Tayyipgiller gittiğinde, ortaya koyulacak yeni siyasi kadronun da baş görevi, kendini iktidara taşıyan vahşi sermayeye en iyi hizmeti vermek olacaktır.
Herkesin suçu AKP iktidarına yıkıp kolaycılığa kaçması ve esas suçlunun vahşi sermaye olduğunu atlaması beni şaşırtıyor.
Ve biraz da düş kırıklığı yaşatıyor bana.
Sanki AKP iktidarı devrilirse ülke barışa ve huzura kavuşacakmış kanısına sahip olması anlaşılır gibi değil.
Oysa sermayenin vahşi iktidarıdır esas sorumlu.
Bunu göz ardı ettiğimizde mücadelenin merkezi şaşar ve vahşi burjuvazi, kendi vahşi sömürüsünü sürdürebileceği yeni bir alternatifi oluşturup halkın önüne koyar ki böyle bir hazırlık içerisinde olunduğu da bir gerçektir.
Şöyle ez geçmişe gidip yakın tarihimizdeki iktidar modellerine göz attığımızda, oluşturulan her iktidarın vahşi sermayeye değişik yollarla hizmet verdiği ve iktidarı fiilen yürüten siyasilerin de, hizmetleri karşılığını, giderek artan bir oranda aldığı görülecektir.
İşte AKP, vahşi sermayenin son ve en iyi hizmetkârı olarak yerini almıştır siyasi arenada.
Eğer bu hizmeti gerektiği gibi vermiyor olsaydı,vahşi sermaye, on bir yıldır iktidarda kalmasına izin verir miydi sanıyorsunuz?
Son zamanlardaki uygulamalarına karşı, halkın yükselen muhalefeti, vahşi sermayeyi telaşa düşürdü.
İşte bu yüzden Tayyip’siz bir çözüm arayışına giriştiler.
Ama hiç merak etmeyin.
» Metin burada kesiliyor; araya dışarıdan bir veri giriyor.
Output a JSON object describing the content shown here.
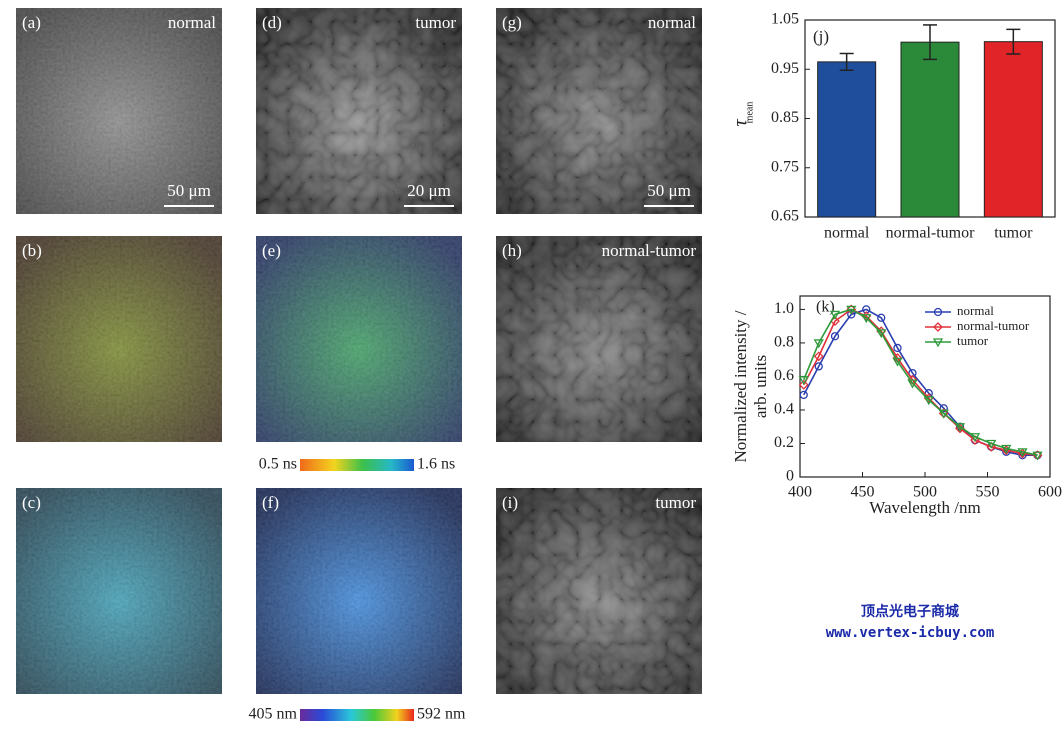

Tayyipgiller gittiğinde, ortaya koyulacak yeni siyasi kadronun da baş görevi, kendini iktidara taşıyan vahşi sermayeye en iyi hizmeti vermek olacaktır.
Bu yüzden, Tayyipgillerin gitmesi halkın uğradığı sömürü ve zulmü bitirmeyecek, başka yollarla devamına kapı açacaktır.
Yani kalıcı çözüm, vahşi sermayenin iktidarına son vermekle elde edilebilecektir ancak.